ÍNDIOS EM SÃO PAULO

No Estado de São Paulo, vivem 41.794 índios o que representa 5% da população indígena no Brasil (IBGE, 2010). Em nosso estado, a maior parte da população indígena (91%) vive na zona urbana fora de Terras Indígenas – muitos são migrantes de terras indígenas situadas no Nordeste.

Os cerca de 4.964 (Sesai, 2015) índios Mby’a, Tupi Guarani, Kaingang, Krenak e Terena que habitam terras indígenas estão localizadas na faixa litorânea, no Vale do Ribeira, no oeste do Estado de São Paulo e também na região metropolitana de São Paulo. Os Guarani, Mby´a e Tupi, são a maior população do Estado vivendo em terras indígenas.

© Carlos Penteado

© Carlos Penteado

OS DESAFIOS

Os povos indígenas em São Paulo ainda são em grande medida invisíveis diante do poder público e da sociedade e constantemente alvo de preconceito. Sua presença no Sudeste do país agride o imaginário bastante difundido que associa os índios às regiões distantes e “selvagens”, que seriam os únicos locais legítimos para sua existência.

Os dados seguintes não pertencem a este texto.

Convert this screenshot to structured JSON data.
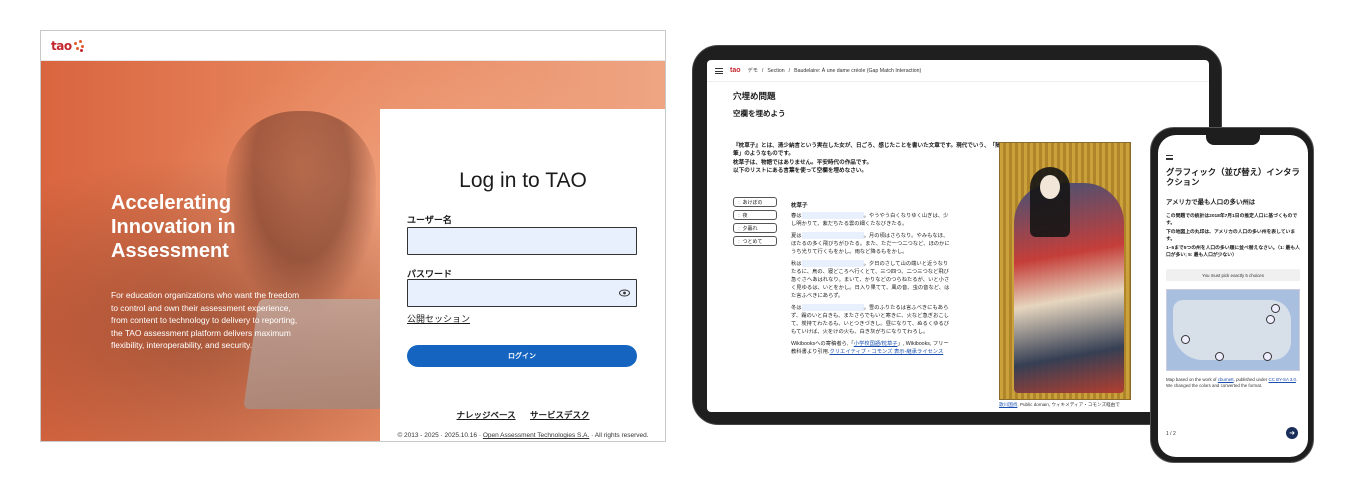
{
  "desktop": {
    "logo_text": "tao",
    "hero_title": "Accelerating Innovation in Assessment",
    "hero_text": "For education organizations who want the freedom to control and own their assessment experience, from content to technology to delivery to reporting, the TAO assessment platform delivers maximum flexibility, interoperability, and security.",
    "login_title": "Log in to TAO",
    "username_label": "ユーザー名",
    "password_label": "パスワード",
    "public_session_link": "公開セッション",
    "login_button": "ログイン",
    "footer_links": [
      "ナレッジベース",
      "サービスデスク"
    ],
    "copyright_prefix": "© 2013 - 2025 · 2025.10.16 · ",
    "copyright_link": "Open Assessment Technologies S.A.",
    "copyright_suffix": " · All rights reserved.",
    "brand_color": "#c2262e",
    "button_color": "#1565c0"
  },
  "tablet": {
    "logo_text": "tao",
    "breadcrumb": [
      "デモ",
      "Section",
      "Baudelaire: À une dame créole (Gap Match Interaction)"
    ],
    "title": "穴埋め問題",
    "subtitle": "空欄を埋めよう",
    "intro": [
      "『枕草子』とは、清少納言という実在した女が、日ごろ、感じたことを書いた文章です。現代でいう、「随筆」のようなものです。",
      "枕草子は、物語ではありません。平安時代の作品です。",
      "以下のリストにある言葉を使って空欄を埋めなさい。"
    ],
    "choices": [
      "あけぼの",
      "夜",
      "夕暮れ",
      "つとめて"
    ],
    "poem_title": "枕草子",
    "poem": [
      {
        "before": "春は",
        "after": "。やうやう白くなりゆく山ぎは、少し明かりて、紫だちたる雲の細くたなびきたる。"
      },
      {
        "before": "夏は",
        "after": "。月の頃はさらなり。やみもなほ、ほたるの多く飛びちがひたる。また、ただ一つ二つなど、ほのかにうち光りて行くもをかし。雨など降るもをかし。"
      },
      {
        "before": "秋は",
        "after": "。夕日のさして山の端いと近うなりたるに、烏の、寝どころへ行くとて、三つ四つ、二つ三つなど飛び急ぐさへあはれなり。まいて、かりなどのつらねたるが、いと小さく見ゆるは、いとをかし。日入り果てて、風の音、虫の音など、はた言ふべきにあらず。"
      },
      {
        "before": "冬は",
        "after": "。雪のふりたるは言ふべきにもあらず、霜のいと白きも、またさらでもいと寒きに、火など急ぎおこして、炭持てわたるも、いとつきづきし。昼になりて、ぬるくゆるびもていけば、火をけの火も、白き灰がちになりてわろし。"
      }
    ],
    "source_prefix": "Wikibooksへの寄稿者ら,「",
    "source_link1": "小学校国語/枕草子",
    "source_middle": "」, Wikibooks, フリー教科書より引用.",
    "source_link2": "クリエイティブ・コモンズ 表示-継承ライセンス",
    "image_caption_link": "歌川国貞",
    "image_caption_text": ", Public domain, ウィキメディア・コモンズ経由で"
  },
  "phone": {
    "title": "グラフィック（並び替え）インタラクション",
    "subtitle": "アメリカで最も人口の多い州は",
    "text": [
      "この問題での統計は2018年7月1日の推定人口に基づくものです。",
      "下の地図上の丸印は、アメリカの人口の多い州を表しています。",
      "1~5まで5つの州を人口の多い順に並べ替えなさい。（1: 最も人口が多い; 5: 最も人口が少ない）"
    ],
    "notice": "You must pick exactly 5 choices",
    "caption_prefix": "Map based on the work of ",
    "caption_link1": "cburnett",
    "caption_middle": ", published under ",
    "caption_link2": "CC BY-SA 3.0",
    "caption_suffix": ". We changed the colors and converted the format.",
    "page_indicator": "1 / 2",
    "next_icon": "arrow-right-icon"
  }
}
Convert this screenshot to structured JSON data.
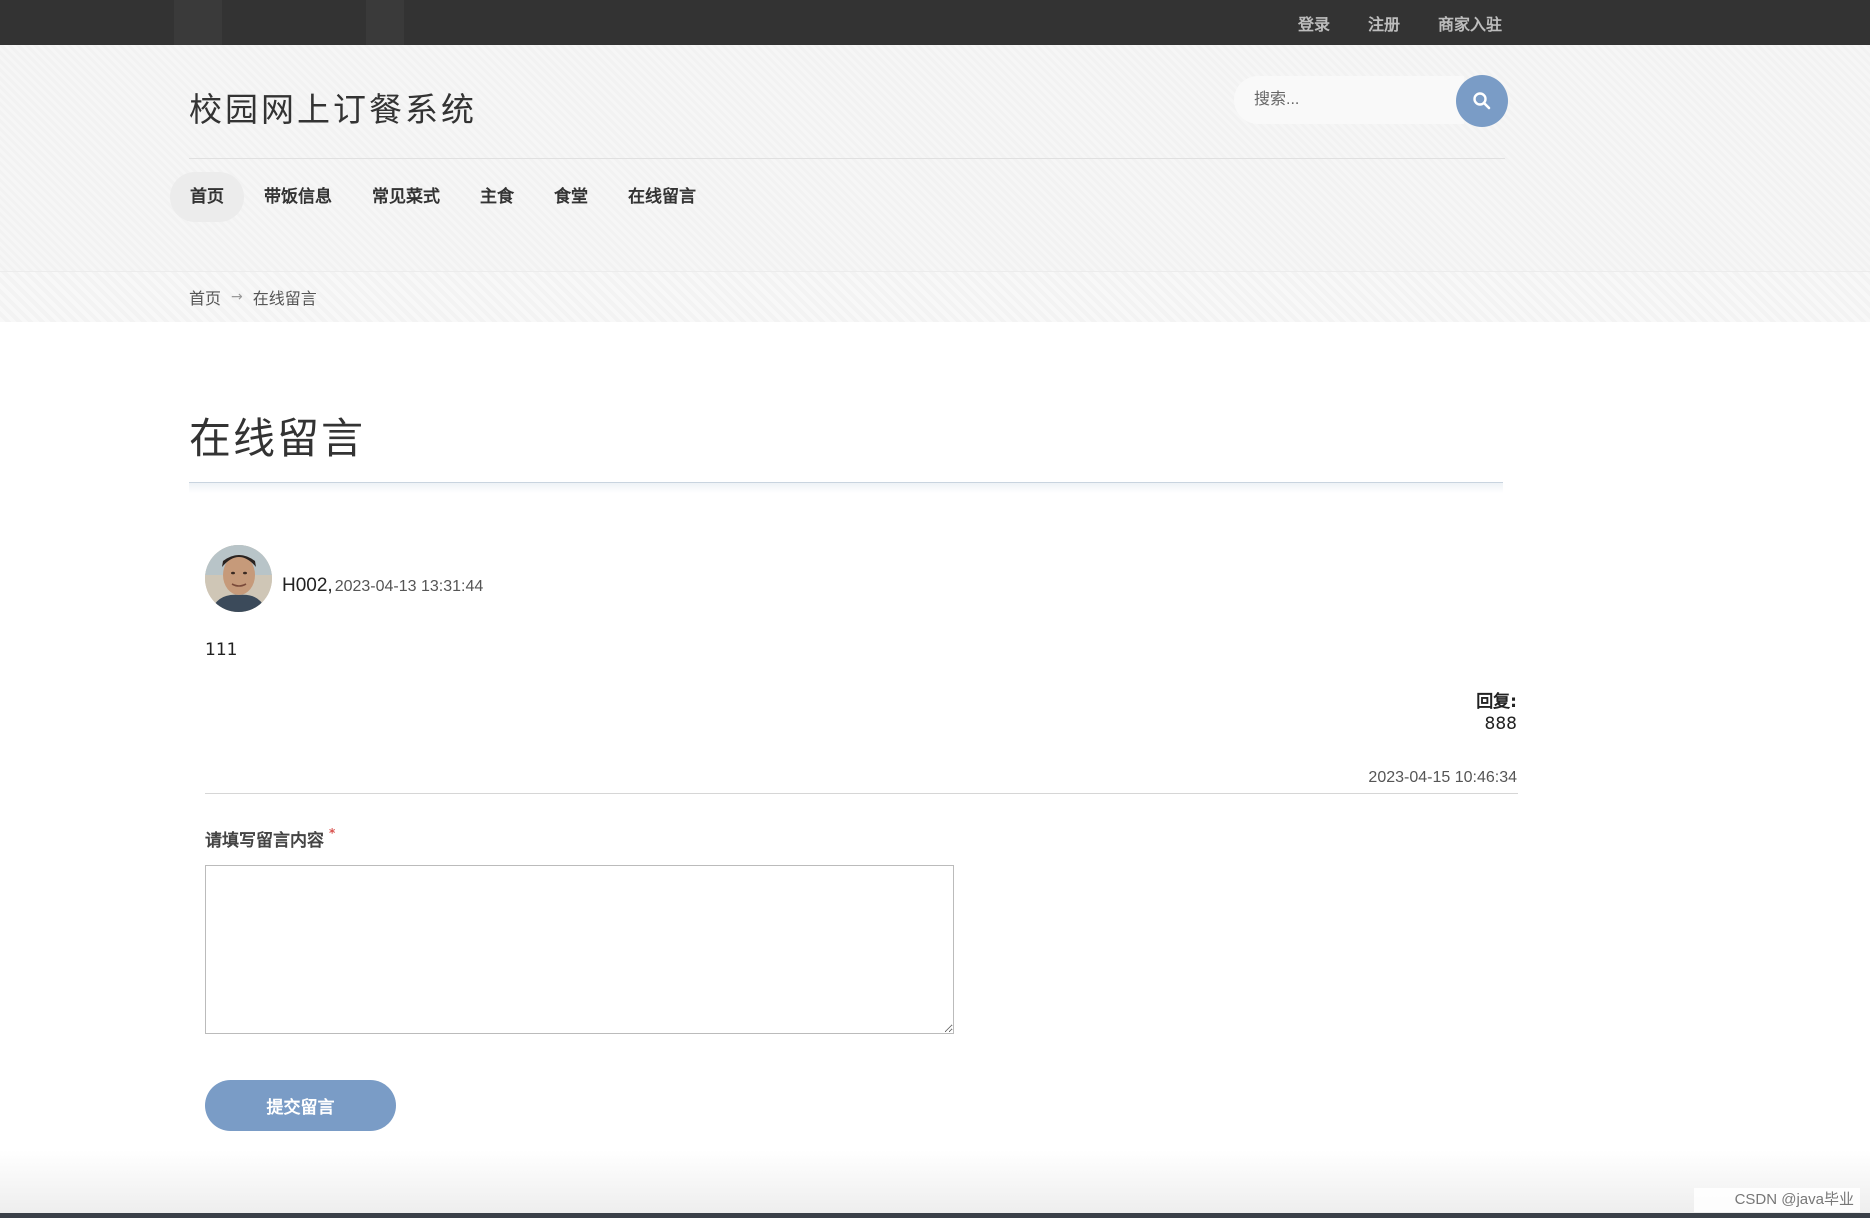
{
  "topbar": {
    "links": [
      "登录",
      "注册",
      "商家入驻"
    ]
  },
  "header": {
    "site_title": "校园网上订餐系统",
    "search_placeholder": "搜索...",
    "search_icon": "search-icon"
  },
  "nav": {
    "items": [
      "首页",
      "带饭信息",
      "常见菜式",
      "主食",
      "食堂",
      "在线留言"
    ],
    "active": "首页"
  },
  "breadcrumb": {
    "home": "首页",
    "separator": "→",
    "current": "在线留言"
  },
  "page": {
    "title": "在线留言"
  },
  "messages": [
    {
      "avatar": "user-avatar",
      "user": "H002,",
      "time": "2023-04-13 13:31:44",
      "content": "111",
      "reply_label": "回复:",
      "reply_content": "888",
      "reply_time": "2023-04-15 10:46:34"
    }
  ],
  "form": {
    "label": "请填写留言内容",
    "required_mark": "*",
    "textarea_value": "",
    "submit_label": "提交留言"
  },
  "watermark": "CSDN @java毕业",
  "colors": {
    "topbar": "#333333",
    "accent": "#7a9cc6"
  }
}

Por outro lado, sua presença na região de maior desenvolvimento econômico do País os coloca em situação de vulnerabilidade, à medida que estão cada vez mais limitados a diminutos territórios, os quais, em muitos casos, mostram-se insuficientes para garantir sua sobrevivência física e cultural. Grande parte de suas terras não foi regularizada ou encontra-se regularizada com pendências. E muitas sofrem os impactos da crescente urbanização do estado, dos grandes projetos (como ferrovias, estradas e linhas de transmissão) e dos empreendimentos de turismo.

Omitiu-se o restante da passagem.